Be Careful Out There

This is the time of year when many of us start doing it in the dark. (Running, that is … what else did you think we meant?)

It’s also an important time for a refresher on running safety, so we can all be careful out there. Running in the dark requires some equipment, some advance planning, and vigilance.

Clothes and equipment: Wear light colored clothing, with reflective striping or accents wherever possible. Put some on your dog as well, if you run with one. Many runners wear flashing LED lights on their backsides – they’re inexpensive and easy to find at running stores or on-line. Use a headlamp to help you see the road and to alert oncoming cars to your presence. (Contact us for more info about headlamp shopping.)

If you wear a thick hat to keep your head warm, make sure you don’t pull it too far over your ears or eyes. You still need to hear and remain alert.

Routes: Run on roads that are familiar, and preferably well lit. Stay on the left side of the road to face oncoming traffic. Always assume that the driver doesn’t see you, or even worse, is out to get you - because some day, he actually might be. Be wary of sideview mirrors that stick out from trucks, and give them a wide berth. Above all, don’t be afraid to step off the road and stop; your time doesn’t matter as much as your life.

Most critically of all – NEVER assume that a car sees you, or that the driver will do the right thing and avoid you. Some drivers feel like they own the entire road – and all it takes is one arrogant jerk to end your running career for good.

Form: Running in the dark naturally makes you more adept at “high stepping” to avoid small bumps. If you typically shuffle with your feet low to the ground, a few stumbles will quickly teach you to raise your feet a bit higher with each stride. Doing so is actually good for your overall form as well.

Partners: Find a friend or group to run with, for added security in numbers – an issue of increased importance for women. Each person takes responsibility for his (or her) own well-being, but also looks out for those around him. For example, don’t hesitate to yell a warning when you notice a car coming or see a hole in the road.

A recent running magazine study found that more runners are hit by cars when they run abreast of each other than when single file. We call this a “Well, DUH” kind of study … but just because the point is obvious doesn’t make it less important. If you’re running with a large group, the person out farthest into the traffic lane is in the most danger. So whenever a car approaches, cut the chit chat and quickly go single file.

Headphones and Ipods: In a word: NO. Don’t use them in the dark. Sure, music is cool, but being safe is even cooler. In the darkness, you rely on your sense of hearing more than anything to keep you safe. You have to be hyper-alert to noises around you – especially in the era of whisper-quiet hybrid cars that can inadvertently sneak up on you.

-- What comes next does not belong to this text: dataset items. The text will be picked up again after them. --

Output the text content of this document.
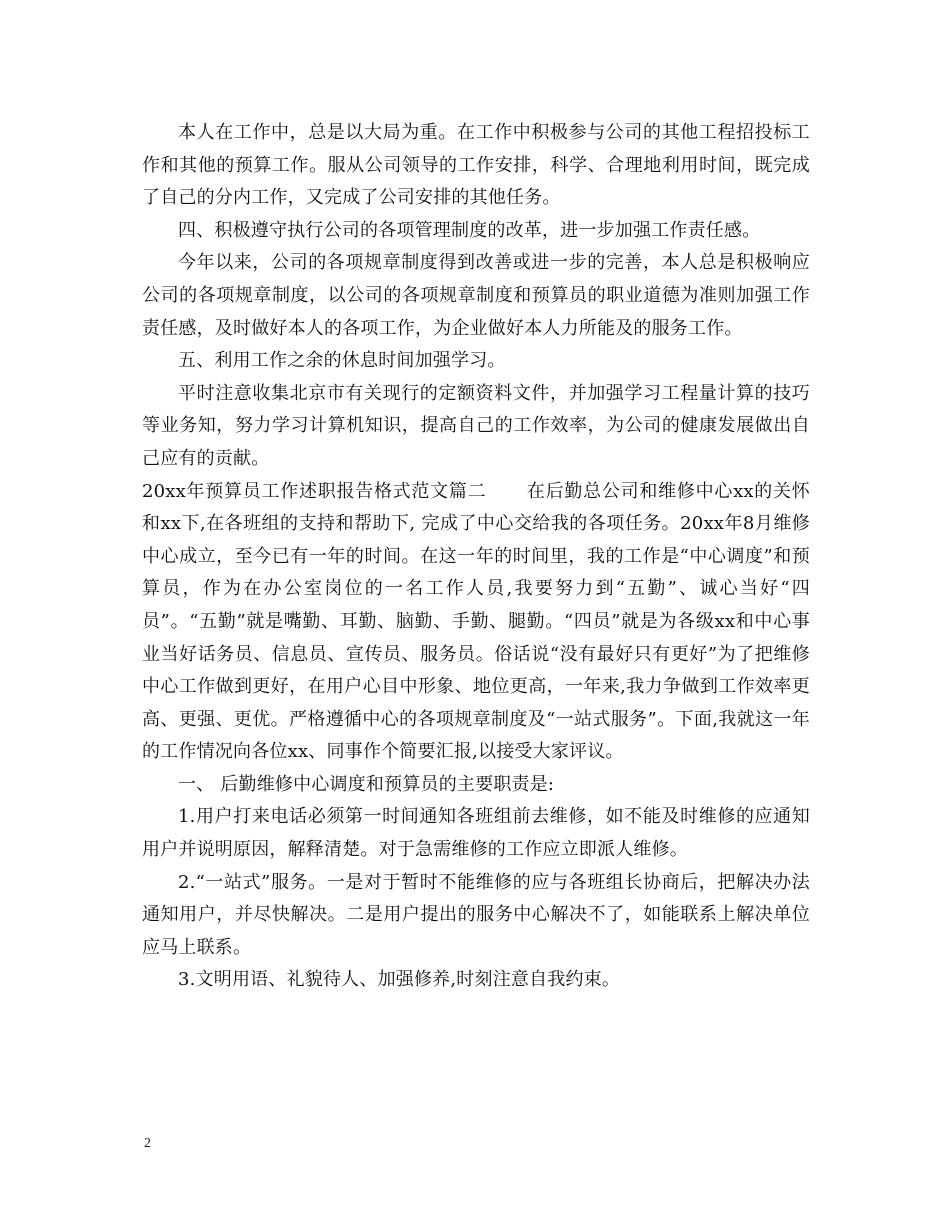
本人在工作中，总是以大局为重。在工作中积极参与公司的其他工程招投标工作和其他的预算工作。服从公司领导的工作安排，科学、合理地利用时间，既完成了自己的分内工作，又完成了公司安排的其他任务。

四、积极遵守执行公司的各项管理制度的改革，进一步加强工作责任感。

今年以来，公司的各项规章制度得到改善或进一步的完善，本人总是积极响应公司的各项规章制度，以公司的各项规章制度和预算员的职业道德为准则加强工作责任感，及时做好本人的各项工作，为企业做好本人力所能及的服务工作。

五、利用工作之余的休息时间加强学习。

平时注意收集北京市有关现行的定额资料文件，并加强学习工程量计算的技巧等业务知，努力学习计算机知识，提高自己的工作效率，为公司的健康发展做出自己应有的贡献。

20xx年预算员工作述职报告格式范文篇二 在后勤总公司和维修中心xx的关怀和xx下,在各班组的支持和帮助下, 完成了中心交给我的各项任务。20xx年8月维修中心成立，至今已有一年的时间。在这一年的时间里，我的工作是“中心调度”和预算员，作为在办公室岗位的一名工作人员,我要努力到“五勤”、诚心当好“四员”。“五勤”就是嘴勤、耳勤、脑勤、手勤、腿勤。“四员”就是为各级xx和中心事业当好话务员、信息员、宣传员、服务员。俗话说“没有最好只有更好”为了把维修中心工作做到更好，在用户心目中形象、地位更高，一年来,我力争做到工作效率更高、更强、更优。严格遵循中心的各项规章制度及“一站式服务”。下面,我就这一年的工作情况向各位xx、同事作个简要汇报,以接受大家评议。

一、 后勤维修中心调度和预算员的主要职责是:

1.用户打来电话必须第一时间通知各班组前去维修，如不能及时维修的应通知用户并说明原因，解释清楚。对于急需维修的工作应立即派人维修。

2.“一站式”服务。一是对于暂时不能维修的应与各班组长协商后，把解决办法通知用户，并尽快解决。二是用户提出的服务中心解决不了，如能联系上解决单位应马上联系。

3.文明用语、礼貌待人、加强修养,时刻注意自我约束。

2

Above all, don’t get complacent. These rules are simple, but they should be adhered to every single day that you venture into the dark. Be careful out there, and run safely all the way to springtime.

1 comments:

Anonymous,  November 20, 2009 at 8:41 AM  

Could you please write an article/blog on common courtesy for runners and cyclists? I live in a semi-rural neighborhood that seems to attract a large number of both runners and cyclists. It’s a great area for both, with access to public lands, low traffic, clean air and great views.
I’m glad to see others enjoying the area, and it reinforces my decision to move here. My only gripe is with the few joggers and riders who can’t seem to shut up for even a minute while passing through in the wee hours before dawn. The average runners are struggling for air and talk less than the experts, who run by while extolling the virtues of their latest shoes or gadgets to their fellow runners, almost shouting to make sure they are heard.
The cyclists are much worse. On the slight down slope of our street, they are not winded at all. With more space between them, they feel compelled to holler at each other all manner of trivial blather, never thinking of those asleep in their homes (those who were asleep).
It’s not like the steady noise of a car passing on a highway or an aircraft overhead, the Doppler effect creating a smooth rise and fall in pitch and volume. It’s the sudden slap of the spoken word, which the brain hears even in sleep, that jars one awake well ahead of schedule.
Many a morning as I lay awake, I wish I knew who had just shouted in my window as they rode or ran by, so that I could return the favor some night when they were all cozy and dreaming of winning the Big Sur Marathon or bicycling the Himalayas.
Remember that every thought that comes into your head need not be spoken aloud.